The simple acceptance was a balm against the growing suspicion and demands for explanations Mac couldn't provide.
"Thanks, Hurley."
"Just maybe dial back the impossible stuff for a while?" Hurley suggested with gentle wisdom. "Give people time to process before you blow their minds again."
That night, Kate found Mac sitting alone on the beach, staring out at dark water that reflected no stars. She didn't ask questions or demand explanations, just sat beside him in solidarity that felt like the only real comfort he'd found since arriving.
"They'll come around," Kate said quietly.
Mac shook his head. "Or they'll turn on me. Either way, the attention is what I was trying to avoid."
Kate took his hand, her grip warm and solid in the cool night air. "Too late for that. So what now?"
Mac stared at the endless ocean, feeling the weight of secrets that grew heavier every day.
"Now I keep building. Keep healing. Keep protecting," he said. "Until they trust me or exile me. Until I figure out why I'm really here."
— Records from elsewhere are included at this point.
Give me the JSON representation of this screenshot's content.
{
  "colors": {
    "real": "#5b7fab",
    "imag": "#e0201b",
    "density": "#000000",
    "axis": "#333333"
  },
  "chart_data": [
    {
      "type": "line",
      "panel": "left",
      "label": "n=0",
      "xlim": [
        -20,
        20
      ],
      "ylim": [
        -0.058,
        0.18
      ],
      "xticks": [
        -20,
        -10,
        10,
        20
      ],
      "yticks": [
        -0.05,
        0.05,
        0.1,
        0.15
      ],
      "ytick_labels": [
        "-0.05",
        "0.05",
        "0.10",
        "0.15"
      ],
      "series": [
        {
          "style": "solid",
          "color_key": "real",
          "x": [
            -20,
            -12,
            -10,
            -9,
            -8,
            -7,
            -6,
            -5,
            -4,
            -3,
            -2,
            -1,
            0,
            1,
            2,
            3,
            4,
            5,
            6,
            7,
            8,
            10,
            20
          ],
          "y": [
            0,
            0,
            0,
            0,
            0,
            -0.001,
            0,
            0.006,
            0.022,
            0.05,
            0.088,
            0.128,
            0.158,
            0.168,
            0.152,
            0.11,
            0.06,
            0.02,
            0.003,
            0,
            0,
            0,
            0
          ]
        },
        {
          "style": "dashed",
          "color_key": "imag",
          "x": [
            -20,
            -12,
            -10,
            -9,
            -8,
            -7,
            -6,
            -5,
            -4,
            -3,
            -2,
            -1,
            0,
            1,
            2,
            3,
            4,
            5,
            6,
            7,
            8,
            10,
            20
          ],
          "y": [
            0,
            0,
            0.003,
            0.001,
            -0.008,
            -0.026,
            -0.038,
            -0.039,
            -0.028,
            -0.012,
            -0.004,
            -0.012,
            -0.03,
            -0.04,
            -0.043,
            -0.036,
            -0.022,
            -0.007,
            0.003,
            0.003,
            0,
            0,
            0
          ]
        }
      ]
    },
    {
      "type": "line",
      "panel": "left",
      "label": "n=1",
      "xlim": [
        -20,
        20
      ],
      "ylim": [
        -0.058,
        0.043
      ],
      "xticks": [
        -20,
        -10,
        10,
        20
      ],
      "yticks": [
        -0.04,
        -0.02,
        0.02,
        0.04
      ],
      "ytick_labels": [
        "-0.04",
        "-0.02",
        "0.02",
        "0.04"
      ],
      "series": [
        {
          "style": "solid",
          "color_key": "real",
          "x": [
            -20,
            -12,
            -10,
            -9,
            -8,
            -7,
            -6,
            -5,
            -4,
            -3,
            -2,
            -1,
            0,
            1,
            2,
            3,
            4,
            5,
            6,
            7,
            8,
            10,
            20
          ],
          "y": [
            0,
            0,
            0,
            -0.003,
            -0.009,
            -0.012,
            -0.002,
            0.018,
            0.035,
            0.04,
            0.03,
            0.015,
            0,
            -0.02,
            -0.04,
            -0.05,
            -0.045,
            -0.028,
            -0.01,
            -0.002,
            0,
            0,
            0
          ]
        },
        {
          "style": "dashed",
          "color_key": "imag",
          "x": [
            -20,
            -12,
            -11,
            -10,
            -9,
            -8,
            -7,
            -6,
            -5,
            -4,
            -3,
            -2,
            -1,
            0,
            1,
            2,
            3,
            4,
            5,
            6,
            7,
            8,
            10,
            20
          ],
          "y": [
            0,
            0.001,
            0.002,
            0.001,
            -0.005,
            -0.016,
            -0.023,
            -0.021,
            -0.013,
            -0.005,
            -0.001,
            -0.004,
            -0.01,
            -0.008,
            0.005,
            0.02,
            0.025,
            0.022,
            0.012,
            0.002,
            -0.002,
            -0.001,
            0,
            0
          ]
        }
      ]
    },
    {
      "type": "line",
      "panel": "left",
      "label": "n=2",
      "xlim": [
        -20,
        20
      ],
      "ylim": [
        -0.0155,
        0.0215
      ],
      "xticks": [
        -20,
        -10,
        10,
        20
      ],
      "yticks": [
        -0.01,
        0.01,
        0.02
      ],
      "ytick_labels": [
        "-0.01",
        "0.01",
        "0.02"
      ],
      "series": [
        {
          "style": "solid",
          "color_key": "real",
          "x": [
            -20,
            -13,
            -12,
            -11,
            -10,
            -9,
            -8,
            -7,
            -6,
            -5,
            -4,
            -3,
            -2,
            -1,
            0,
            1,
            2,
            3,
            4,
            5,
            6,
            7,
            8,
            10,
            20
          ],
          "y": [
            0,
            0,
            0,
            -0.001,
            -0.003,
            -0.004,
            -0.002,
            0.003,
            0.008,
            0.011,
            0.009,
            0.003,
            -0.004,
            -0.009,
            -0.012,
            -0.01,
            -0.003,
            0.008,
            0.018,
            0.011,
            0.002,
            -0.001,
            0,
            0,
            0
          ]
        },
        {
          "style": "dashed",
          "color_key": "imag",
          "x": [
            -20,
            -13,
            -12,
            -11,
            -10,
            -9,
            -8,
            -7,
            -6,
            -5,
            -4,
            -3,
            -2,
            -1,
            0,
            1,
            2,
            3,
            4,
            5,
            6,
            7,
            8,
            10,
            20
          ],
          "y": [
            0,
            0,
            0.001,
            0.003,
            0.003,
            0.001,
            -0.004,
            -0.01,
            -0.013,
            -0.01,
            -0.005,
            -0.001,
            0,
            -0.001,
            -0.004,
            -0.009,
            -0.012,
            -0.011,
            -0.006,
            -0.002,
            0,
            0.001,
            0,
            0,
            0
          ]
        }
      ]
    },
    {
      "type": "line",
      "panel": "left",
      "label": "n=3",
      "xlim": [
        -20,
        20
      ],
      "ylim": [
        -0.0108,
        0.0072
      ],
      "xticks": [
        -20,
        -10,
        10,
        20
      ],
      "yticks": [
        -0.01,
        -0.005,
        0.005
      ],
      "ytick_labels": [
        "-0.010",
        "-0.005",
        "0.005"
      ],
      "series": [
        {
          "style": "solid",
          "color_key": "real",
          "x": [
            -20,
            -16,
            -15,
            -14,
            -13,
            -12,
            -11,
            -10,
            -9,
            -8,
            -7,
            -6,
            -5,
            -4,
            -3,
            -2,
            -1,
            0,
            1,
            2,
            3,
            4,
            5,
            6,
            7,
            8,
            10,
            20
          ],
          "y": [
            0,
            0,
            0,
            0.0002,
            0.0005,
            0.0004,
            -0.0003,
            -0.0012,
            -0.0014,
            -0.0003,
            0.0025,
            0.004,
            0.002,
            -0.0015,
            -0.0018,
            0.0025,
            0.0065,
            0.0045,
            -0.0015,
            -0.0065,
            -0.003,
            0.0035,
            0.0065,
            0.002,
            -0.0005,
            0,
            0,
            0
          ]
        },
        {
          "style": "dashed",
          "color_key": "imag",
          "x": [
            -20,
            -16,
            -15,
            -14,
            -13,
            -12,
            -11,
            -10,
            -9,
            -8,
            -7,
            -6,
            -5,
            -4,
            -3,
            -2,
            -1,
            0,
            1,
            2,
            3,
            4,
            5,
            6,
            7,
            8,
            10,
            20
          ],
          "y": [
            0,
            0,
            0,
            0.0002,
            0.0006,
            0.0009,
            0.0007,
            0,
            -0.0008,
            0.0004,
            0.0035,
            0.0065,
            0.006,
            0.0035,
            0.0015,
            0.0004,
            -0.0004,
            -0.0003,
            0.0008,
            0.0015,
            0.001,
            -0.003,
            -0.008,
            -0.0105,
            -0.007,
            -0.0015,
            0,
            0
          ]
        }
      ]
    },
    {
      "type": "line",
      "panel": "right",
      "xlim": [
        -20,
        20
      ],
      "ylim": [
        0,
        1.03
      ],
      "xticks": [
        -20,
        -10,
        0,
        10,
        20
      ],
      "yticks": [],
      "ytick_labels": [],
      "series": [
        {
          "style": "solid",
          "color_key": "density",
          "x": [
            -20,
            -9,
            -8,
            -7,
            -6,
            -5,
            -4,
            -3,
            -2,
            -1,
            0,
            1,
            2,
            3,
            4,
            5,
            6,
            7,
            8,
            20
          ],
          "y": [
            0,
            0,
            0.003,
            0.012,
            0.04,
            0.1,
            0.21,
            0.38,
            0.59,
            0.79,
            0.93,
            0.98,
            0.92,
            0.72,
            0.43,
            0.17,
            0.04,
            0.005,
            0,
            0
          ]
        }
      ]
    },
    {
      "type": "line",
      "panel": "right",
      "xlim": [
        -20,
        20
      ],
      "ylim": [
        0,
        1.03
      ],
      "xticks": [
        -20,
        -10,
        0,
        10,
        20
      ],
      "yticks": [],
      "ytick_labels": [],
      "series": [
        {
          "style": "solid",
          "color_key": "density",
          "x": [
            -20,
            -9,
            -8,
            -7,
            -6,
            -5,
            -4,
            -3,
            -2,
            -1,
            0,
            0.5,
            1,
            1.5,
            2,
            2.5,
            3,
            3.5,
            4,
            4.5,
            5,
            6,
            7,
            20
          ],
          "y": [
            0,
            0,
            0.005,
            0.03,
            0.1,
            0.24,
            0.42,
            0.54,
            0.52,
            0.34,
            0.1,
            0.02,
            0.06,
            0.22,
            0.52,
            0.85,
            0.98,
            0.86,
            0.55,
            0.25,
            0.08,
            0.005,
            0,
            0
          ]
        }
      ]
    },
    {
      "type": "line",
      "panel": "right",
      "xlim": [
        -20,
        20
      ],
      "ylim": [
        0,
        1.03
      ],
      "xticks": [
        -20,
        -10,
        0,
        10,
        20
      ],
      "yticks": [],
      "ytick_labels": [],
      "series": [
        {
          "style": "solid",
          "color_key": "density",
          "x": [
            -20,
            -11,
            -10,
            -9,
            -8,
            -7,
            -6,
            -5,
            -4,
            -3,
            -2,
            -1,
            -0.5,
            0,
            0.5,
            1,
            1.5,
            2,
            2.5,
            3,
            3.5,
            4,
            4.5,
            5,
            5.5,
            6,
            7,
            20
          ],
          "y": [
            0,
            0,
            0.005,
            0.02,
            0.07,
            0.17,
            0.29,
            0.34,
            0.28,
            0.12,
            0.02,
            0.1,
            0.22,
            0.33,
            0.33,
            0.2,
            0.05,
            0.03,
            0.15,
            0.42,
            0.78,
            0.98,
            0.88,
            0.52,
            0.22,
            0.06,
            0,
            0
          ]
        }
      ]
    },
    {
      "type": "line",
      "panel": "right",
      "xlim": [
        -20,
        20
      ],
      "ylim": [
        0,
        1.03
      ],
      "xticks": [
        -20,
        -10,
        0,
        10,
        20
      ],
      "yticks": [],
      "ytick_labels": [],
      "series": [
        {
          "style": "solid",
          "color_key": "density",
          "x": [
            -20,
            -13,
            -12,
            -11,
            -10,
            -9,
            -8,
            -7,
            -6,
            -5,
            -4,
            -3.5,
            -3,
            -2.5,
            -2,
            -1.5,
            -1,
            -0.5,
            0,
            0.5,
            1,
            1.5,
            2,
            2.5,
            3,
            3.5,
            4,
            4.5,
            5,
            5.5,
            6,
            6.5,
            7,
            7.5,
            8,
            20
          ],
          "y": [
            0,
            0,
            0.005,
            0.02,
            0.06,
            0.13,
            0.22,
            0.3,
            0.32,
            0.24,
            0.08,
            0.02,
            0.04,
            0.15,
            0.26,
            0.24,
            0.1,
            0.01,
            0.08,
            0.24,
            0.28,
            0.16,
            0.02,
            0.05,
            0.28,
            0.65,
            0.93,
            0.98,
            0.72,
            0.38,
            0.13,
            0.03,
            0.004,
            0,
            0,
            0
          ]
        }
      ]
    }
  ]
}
The whispers in the jungle seemed to echo his uncertainty, asking questions he couldn't answer about purposes he didn't understand. Mac was becoming something more than human, but he had no idea whether that transformation would save them all or destroy everything he was trying to protect.
The only certainty was that there was no going back to the simple days when his biggest concern was hiding his abilities from casual observation. The secret was out, partially at least, and now he had to find a way to live with the consequences of being exactly what he'd never wanted to be:
The center of attention in a story that was supposed to belong to someone else.